While Soundsupply buys gear at prices higher than liquidators (who buy cheap but pay upfront) and somewhat lower than brokers (who pay well but take longer), Rosenberg found there were some potential deals that just didn’t make financial sense for him or the seller—and they became the inspiration for Gearsupply.

“For every deal we make, there’s five deals we miss,” he said. “It’s not because of the seller wasn’t reasonable. They were ready to sell at a fair price, but the margins were just not enough. If we’re going in [offering] 70 to 80 percent [market value], we can’t just add an extra 10 percent [to close the deal]. We won’t make anything on it if we do that. We can’t buy it as Soundsupply, but you’re still talking about a seller who has equipment, knows its fair valuation and is ready to sell it.”
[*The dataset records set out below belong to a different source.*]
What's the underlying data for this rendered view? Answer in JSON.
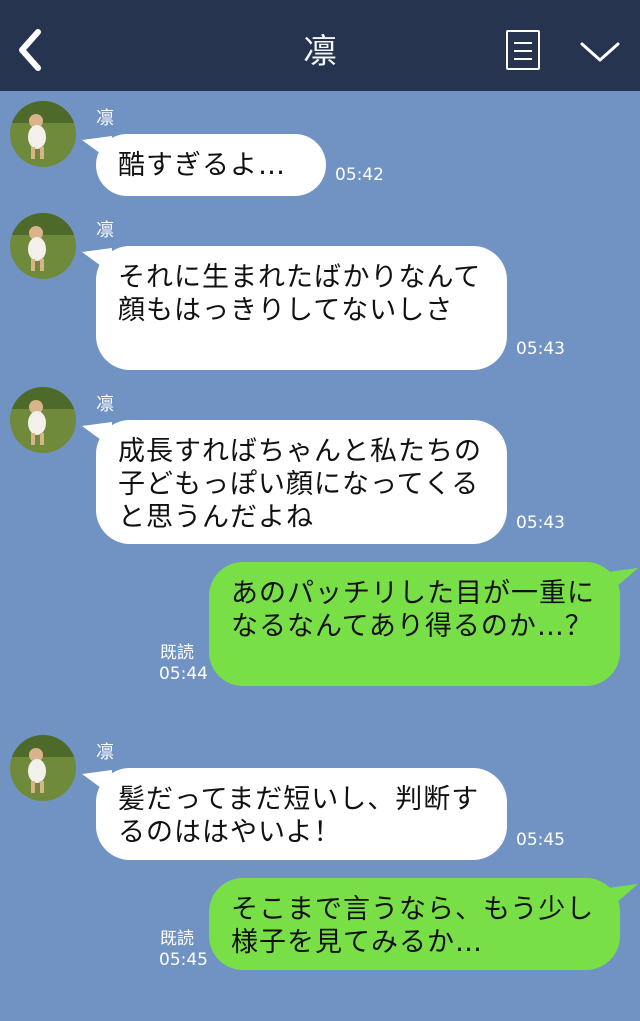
{
  "header": {
    "title": "凛"
  },
  "messages": [
    {
      "from": "them",
      "name": "凛",
      "text": "酷すぎるよ…",
      "time": "05:42"
    },
    {
      "from": "them",
      "name": "凛",
      "text": "それに生まれたばかりなんて顔もはっきりしてないしさ",
      "time": "05:43"
    },
    {
      "from": "them",
      "name": "凛",
      "text": "成長すればちゃんと私たちの子どもっぽい顔になってくると思うんだよね",
      "time": "05:43"
    },
    {
      "from": "me",
      "read": "既読",
      "text": "あのパッチリした目が一重になるなんてあり得るのか…？",
      "time": "05:44"
    },
    {
      "from": "them",
      "name": "凛",
      "text": "髪だってまだ短いし、判断するのははやいよ！",
      "time": "05:45"
    },
    {
      "from": "me",
      "read": "既読",
      "text": "そこまで言うなら、もう少し様子を見てみるか…",
      "time": "05:45"
    }
  ]
}
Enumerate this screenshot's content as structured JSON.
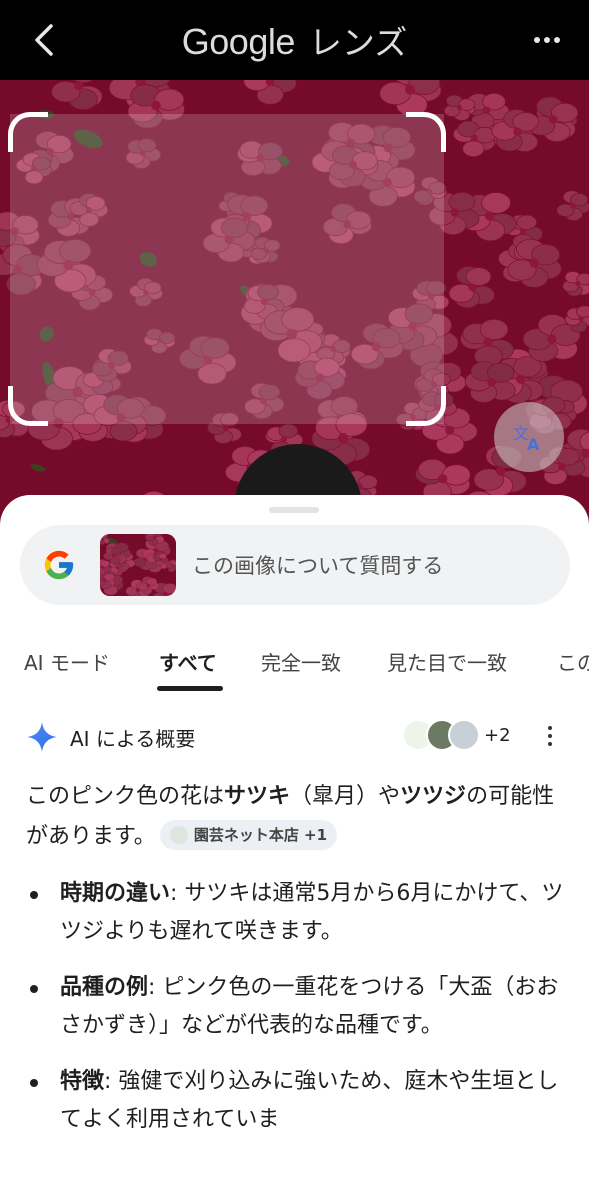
{
  "topbar": {
    "brand_google": "Google",
    "brand_lens": "レンズ",
    "back_icon": "chevron-left",
    "more_icon": "more-horizontal"
  },
  "search": {
    "placeholder": "この画像について質問する"
  },
  "tabs": [
    {
      "label": "AI モード",
      "active": false
    },
    {
      "label": "すべて",
      "active": true
    },
    {
      "label": "完全一致",
      "active": false
    },
    {
      "label": "見た目で一致",
      "active": false
    },
    {
      "label": "この",
      "active": false
    }
  ],
  "ai_overview": {
    "title": "AI による概要",
    "source_count": "+2",
    "summary_pre": "このピンク色の花は",
    "summary_b1": "サツキ",
    "summary_mid": "（皐月）や",
    "summary_b2": "ツツジ",
    "summary_post": "の可能性があります。",
    "summary_chip": "園芸ネット本店 +1",
    "bullets": [
      {
        "term": "時期の違い",
        "text": ": サツキは通常5月から6月にかけて、ツツジよりも遅れて咲きます。"
      },
      {
        "term": "品種の例",
        "text": ": ピンク色の一重花をつける「大盃（おおさかずき）」などが代表的な品種です。"
      },
      {
        "term": "特徴",
        "text": ": 強健で刈り込みに強いため、庭木や生垣としてよく利用されていま"
      }
    ]
  },
  "colors": {
    "flower_pink": "#e33a73",
    "flower_dark": "#a30f3c",
    "leaf_green": "#3e6b2a",
    "accent_blue": "#4285f4"
  }
}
Enter Gearsupply. The site allows users to buy and sell gear, and has the familiar trappings of typical online marketplaces, but Rosenberg noted the site is specifically tailored for the AV world, designed to attract a specialized audience of professionals. Beyond aiming to keep fees lower than sellers’ other potential options, Gearsupply also offers a variety of services intended to simplify the overall sales process, tackling what Rosenberg sees as pain points in typical large-scale remote purchases: the need for secure payments and fraud prevention, industry-appropriate shipping, customer service, and compliance with each state’s tax code so that sellers don’t discover during an audit that they should have collected thousands in taxes for that line array they sold years ago.